Election results are definitive. Poll results are not.
If Obama or Romney wins by one vote on November 4th, he won. That's it. The end. But if Obama or Romney is up by a very small percentage, a map cannot assume that this percentage will continue till the end, because these maps are based on polls The small lead is assumed to be non-safe.
Drunken Irishman
(34,857 posts)A toss-up implies that if you run a certain election 100 times, one candidate will win half the time and the other the other half.
Obama has an average lead of 4 points in Nevada. I don't consider that a toss-up. Sabato does...even though Romney has an average lead of 1% ... that's why it's trash. There is no rhyme or reason. Why is Nevada considered a toss-up but North Carolina isn't?
Hippo_Tron
(25,453 posts)So you start breaking down the potential scenarios for where the tossups go and get a reasonable picture of the odds of each candidate winning the election.
My assertion is that if Romney can't at a bare minimum put Pennsylvania into play, his odds of winning the election are slim. Bush won in 2004 by forcing Kerry to defend Wisconsin, Pennsylvania, New Jersey, Washington, Oregon, and even Hawaii. Even though Kerry won all of these states in the end, it stretched his resources rather thin, and limited the 2000 red states that he could target.
This electoral map tells me that Romney is most likely losing right now. If we start to see Pennsylvania move into the tossup column, that's the game-changer he needs to have a shot.
Drunken Irishman
(34,857 posts)What does this map tell us? Absolutely nothing. Neither Romney or Obama receives enough electoral votes to claim the presidency and you and I both know, in the end, someone is crossing 270.

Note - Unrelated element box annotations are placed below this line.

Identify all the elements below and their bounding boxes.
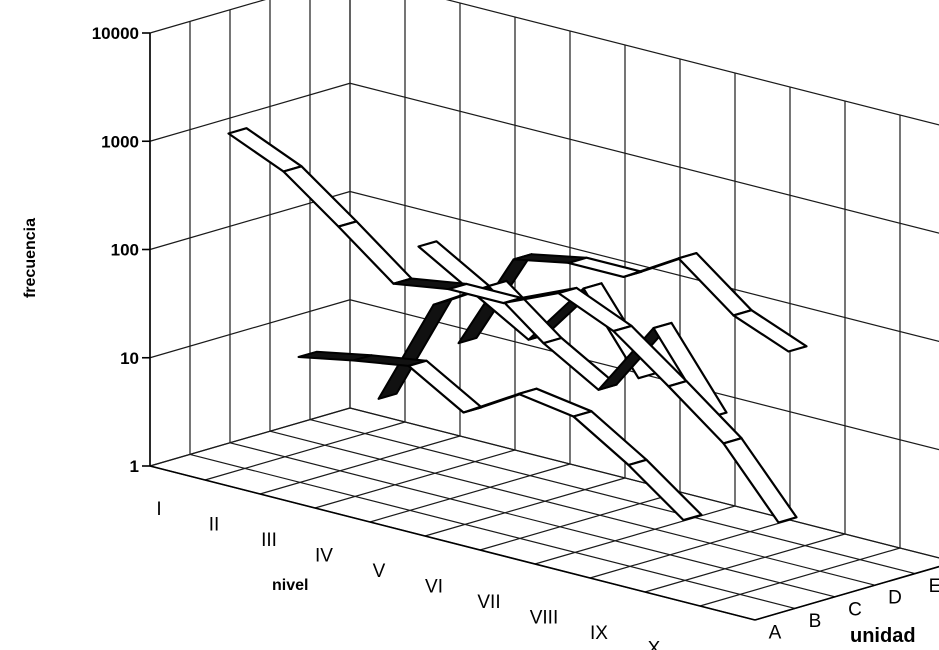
- side-wall-horizontal: [149, 299, 351, 359]
- data-ribbons: [227, 127, 808, 524]
- y-tick-label: 10: [120, 349, 139, 368]
- floor-line-nivel: [314, 449, 516, 509]
- axis-frame: [142, 32, 939, 621]
- side-wall-horizontal: [149, 82, 351, 142]
- z-tick-label: D: [888, 588, 902, 609]
- y-axis-title: frecuencia: [22, 218, 39, 298]
- floor-line-nivel: [369, 463, 571, 523]
- x-tick-label: IV: [315, 545, 333, 566]
- x-tick-label: II: [209, 514, 220, 535]
- ribbon-segment: [282, 165, 358, 228]
- ribbon-segment: [517, 387, 593, 418]
- side-wall-horizontal: [149, 0, 266, 34]
- series-ribbon-A: [297, 350, 703, 522]
- x-tick-label: III: [261, 530, 277, 551]
- y-tick-label: 100: [111, 241, 139, 260]
- z-tick-label: C: [848, 599, 862, 620]
- x-tick-label: X: [648, 638, 661, 650]
- axis-labels: 110100100010000IIIIIIIVVVIVIIVIIIIXXXIAB…: [92, 24, 939, 650]
- x-tick-label: VIII: [530, 607, 559, 628]
- floor-line-nivel: [424, 477, 626, 537]
- ribbon-segment: [732, 309, 808, 353]
- x-tick-label: VII: [477, 592, 500, 613]
- ribbon-segment: [407, 359, 483, 414]
- floor-line-nivel: [589, 519, 791, 579]
- z-axis-line: [754, 565, 939, 621]
- floor-line-nivel: [149, 407, 351, 467]
- floor-line-nivel: [644, 533, 846, 593]
- floor-line-unidad: [269, 430, 876, 586]
- floor-line-unidad: [189, 453, 796, 609]
- ribbon-segment: [627, 458, 703, 522]
- chart-grid: [149, 0, 939, 621]
- y-tick-label: 1000: [101, 132, 139, 151]
- series-ribbon-B: [227, 127, 798, 524]
- y-tick-label: 10000: [92, 24, 139, 43]
- z-tick-label: E: [929, 576, 939, 597]
- x-tick-label: IX: [590, 623, 608, 644]
- floor-line-nivel: [699, 547, 901, 607]
- floor-line-nivel: [204, 421, 406, 481]
- floor-line-nivel: [259, 435, 461, 495]
- z-tick-label: B: [809, 611, 822, 632]
- ribbon-segment: [227, 127, 303, 173]
- x-tick-label: VI: [425, 576, 443, 597]
- floor-line-nivel: [479, 491, 681, 551]
- back-wall-horizontal: [349, 82, 939, 234]
- ribbon-segment: [677, 252, 753, 317]
- z-tick-label: A: [769, 623, 782, 644]
- x-tick-label: V: [373, 561, 386, 582]
- y-tick-label: 1: [130, 457, 139, 476]
- back-wall-horizontal: [445, 0, 939, 126]
- floor-line-nivel: [534, 505, 736, 565]
- ribbon-segment: [572, 410, 648, 467]
- z-axis-title: unidad: [850, 625, 916, 647]
- x-axis-title: nivel: [272, 577, 308, 594]
- x-axis-line: [149, 465, 756, 621]
- back-wall-horizontal: [349, 299, 939, 451]
- ribbon-segment: [722, 437, 798, 524]
- floor-line-unidad: [309, 419, 916, 575]
- x-tick-label: I: [156, 499, 161, 520]
- floor-line-unidad: [229, 442, 836, 598]
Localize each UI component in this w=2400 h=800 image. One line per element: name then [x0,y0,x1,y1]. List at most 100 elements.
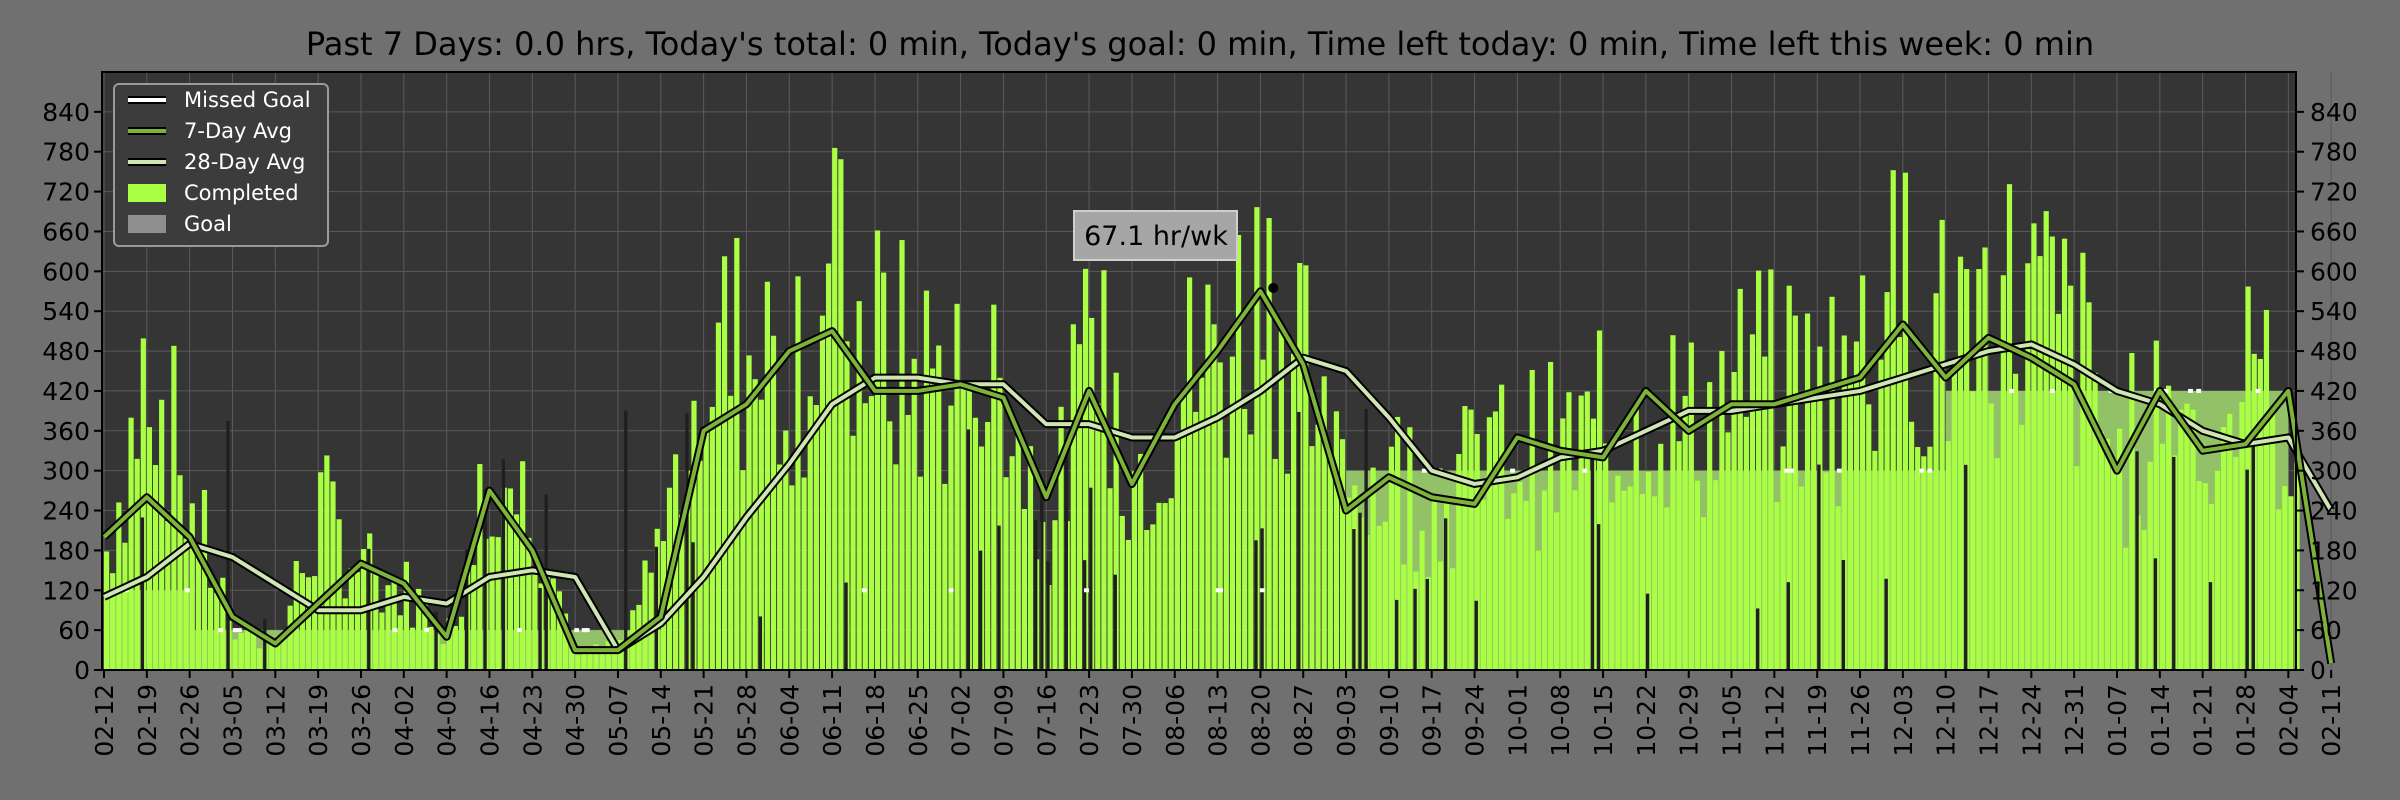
completed-bar [1199,377,1205,670]
x-tick-label: 06-18 [861,684,890,757]
missed-day-bar [1064,440,1068,670]
completed-bar [1266,218,1272,671]
completed-bar [1248,434,1254,670]
x-tick-label: 10-01 [1503,684,1532,757]
x-tick-label: 04-02 [390,684,419,757]
y-tick-label-right: 840 [2310,98,2358,127]
completed-bar [1082,268,1089,670]
y-tick-label-right: 420 [2310,377,2358,406]
x-tick-label: 03-12 [261,684,290,757]
completed-bar [232,639,238,670]
y-tick-label-left: 420 [42,377,90,406]
missed-day-bar [1364,409,1368,670]
completed-bar [513,514,520,670]
completed-bar [1395,416,1401,670]
completed-bar [599,649,605,670]
completed-bar [905,414,911,670]
completed-bar [1768,269,1774,670]
completed-bar [1462,406,1468,670]
y-tick-label-left: 240 [42,497,90,526]
completed-bar [1658,443,1664,670]
x-tick-label: 02-26 [176,684,205,757]
x-tick-label: 11-26 [1846,684,1875,757]
completed-bar [177,475,183,670]
x-tick-label: 10-22 [1632,684,1661,757]
x-tick-label: 04-23 [518,684,547,757]
completed-bar [1119,515,1125,670]
completed-bar [1792,315,1798,670]
legend-label: Goal [184,212,232,236]
completed-bar [214,592,220,670]
missed-day-bar [1756,608,1760,670]
completed-bar [159,399,165,670]
completed-bar [1731,371,1737,670]
completed-bar [936,345,942,670]
x-tick-label: 06-25 [904,684,933,757]
completed-bar [1242,409,1248,670]
completed-bar [1339,439,1346,670]
completed-bar [795,276,801,670]
completed-bar [293,561,299,670]
completed-bar [1284,473,1291,670]
y-tick-label-left: 300 [42,457,90,486]
completed-bar [1205,284,1211,670]
completed-bar [409,627,416,670]
x-tick-label: 09-17 [1418,684,1447,757]
completed-bar [446,618,452,670]
completed-bar [1664,507,1670,670]
completed-bar [948,405,954,670]
completed-bars [104,147,2300,671]
completed-bar [1756,270,1762,670]
missed-day-bar [997,525,1001,670]
completed-bar [930,368,936,670]
annotation-box [1073,210,1238,261]
completed-bar [2123,547,2129,670]
x-tick-label: 10-08 [1546,684,1575,757]
completed-bar [801,477,807,670]
x-axis: 02-12 02-19 02-26 03-05 03-12 03-19 03-26 04-02… [90,670,2346,757]
completed-bar [2061,238,2068,670]
completed-bar [1480,499,1486,670]
missed-day-bar [685,413,689,670]
completed-bar [783,430,789,670]
completed-bar [1596,330,1603,670]
completed-bar [1101,270,1107,670]
completed-bar [195,555,201,670]
completed-bar [1174,438,1180,670]
completed-bar [752,379,758,670]
missed-day-bar [1786,582,1790,670]
annotation: 67.1 hr/wk [1073,210,1279,293]
completed-bar [526,537,532,670]
completed-bar [1193,411,1199,670]
completed-bar [189,503,195,670]
completed-bar [1902,172,1909,670]
completed-bar [581,649,587,670]
completed-bar [1003,477,1009,670]
completed-bar [1150,524,1156,670]
completed-bar [1994,458,2000,670]
completed-bar [1762,356,1768,670]
completed-bar [1798,486,1805,670]
missed-day-bar [624,410,628,670]
completed-bar [244,630,250,670]
x-tick-label: 10-15 [1589,684,1618,757]
y-tick-label-right: 180 [2310,536,2358,565]
x-tick-label: 05-28 [732,684,761,757]
completed-bar [1853,341,1860,670]
completed-bar [342,598,348,670]
completed-bar [489,536,495,670]
completed-bar [813,405,819,670]
completed-bar [1058,406,1064,670]
completed-bar [569,647,575,670]
completed-bar [593,644,599,670]
completed-bar [1547,361,1554,670]
completed-bar [972,417,979,670]
completed-bar [1486,417,1492,670]
completed-bar [2055,313,2062,670]
completed-bar [2221,427,2227,670]
x-tick-label: 11-19 [1803,684,1832,757]
completed-bar [917,476,923,670]
completed-bar [1603,443,1609,670]
completed-bar [715,322,722,670]
completed-bar [862,403,868,670]
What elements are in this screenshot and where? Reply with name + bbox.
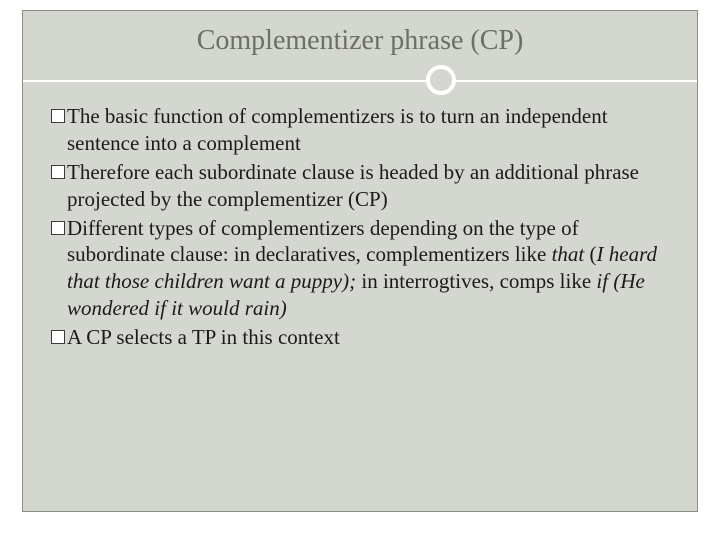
content-box: Complementizer phrase (CP) The basic fun… bbox=[22, 10, 698, 512]
list-item: The basic function of complementizers is… bbox=[51, 103, 669, 157]
bullet-list: The basic function of complementizers is… bbox=[23, 103, 697, 351]
bullet-text: The basic function of complementizers is… bbox=[67, 103, 669, 157]
list-item: Therefore each subordinate clause is hea… bbox=[51, 159, 669, 213]
bullet-square-icon bbox=[51, 165, 65, 179]
bullet-text: Different types of complementizers depen… bbox=[67, 215, 669, 323]
slide: Complementizer phrase (CP) The basic fun… bbox=[0, 0, 720, 540]
list-item: A CP selects a TP in this context bbox=[51, 324, 669, 351]
list-item: Different types of complementizers depen… bbox=[51, 215, 669, 323]
bullet-square-icon bbox=[51, 109, 65, 123]
title-divider bbox=[23, 63, 697, 97]
bullet-square-icon bbox=[51, 330, 65, 344]
bullet-text: Therefore each subordinate clause is hea… bbox=[67, 159, 669, 213]
divider-line bbox=[23, 80, 697, 82]
divider-circle-icon bbox=[426, 65, 456, 95]
slide-title: Complementizer phrase (CP) bbox=[23, 11, 697, 63]
bullet-text: A CP selects a TP in this context bbox=[67, 324, 340, 351]
bullet-square-icon bbox=[51, 221, 65, 235]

No state is a toss-up. A toss-up implies that if you held an election there 100 times, Romney would win 50% of the time and Obama would win 50% of the time and I disagree with that reasoning. This is a cheap way of trying to force the race to look closer than it actually is - something the media is good at doing - while also not making a concrete claim.
Is Obama going to win all the toss-ups? Maybe ... maybe not - but he's going to win some of 'em. What this map suggests is that it's anyone's ball game and I don't think that's the case. It's still Obama's to lose and the map shouldn't classify Nevada as a toss-up and North Carolina as leaning-Romney, when Obama's lead in Nevada is actually larger than Romney's in North Carolina.
Sorry, but I think this map sucks. It doesn't tell us anything unless you really delve into it. Now make a call, come down on one side or the other ... show us who you think will win Nevada or Ohio or Florida because that's where this election will be won. Right now, Sabato is taking the easy way out.
Hippo_Tron
(25,453 posts)The 2000 electoral map is a rough picture of what a virtual tie looks like (albeit with a bit of a shift to the Republicans due to re-districting).
This map shows a total of 16 electoral votes that Gore won as tossups. It shows 79 electoral votes that Bush won (or were given to him by the Supreme Court) as tossups. Obama needs 33 of the tossup electoral votes to make 270. If 16 come from the Gore 2000 states, he only needs 17 from the Bush 2000 states.
This map looks awful for Romney.
demosincebirth
(12,536 posts)grantcart
(53,061 posts)Making a state red because of Ras is worth a laugh.
Romney's move against wind farms is going to be the final nail in Romney's Iowa coffin.
With Medicare dominating the GE paint Florida blue.
Motown_Johnny
(22,308 posts)When/if President Obama wins one of those three states it becomes almost impossible for Rmoney to reach 270. If he wins 2 then it is over.
We have far more viable paths to 270. Far more.
TroyD
(4,551 posts)I don't see why he has Nevada as a Toss-Up since Obama has led there all year. I don't think Romney has been ahead in so much as a single poll. Nate Silver gives it about a 75% chance of voting for Obama.
Still, I suppose it is technically a swing state based on its previous history, so I guess he is just being cautious and taking his job as an analyst seriously.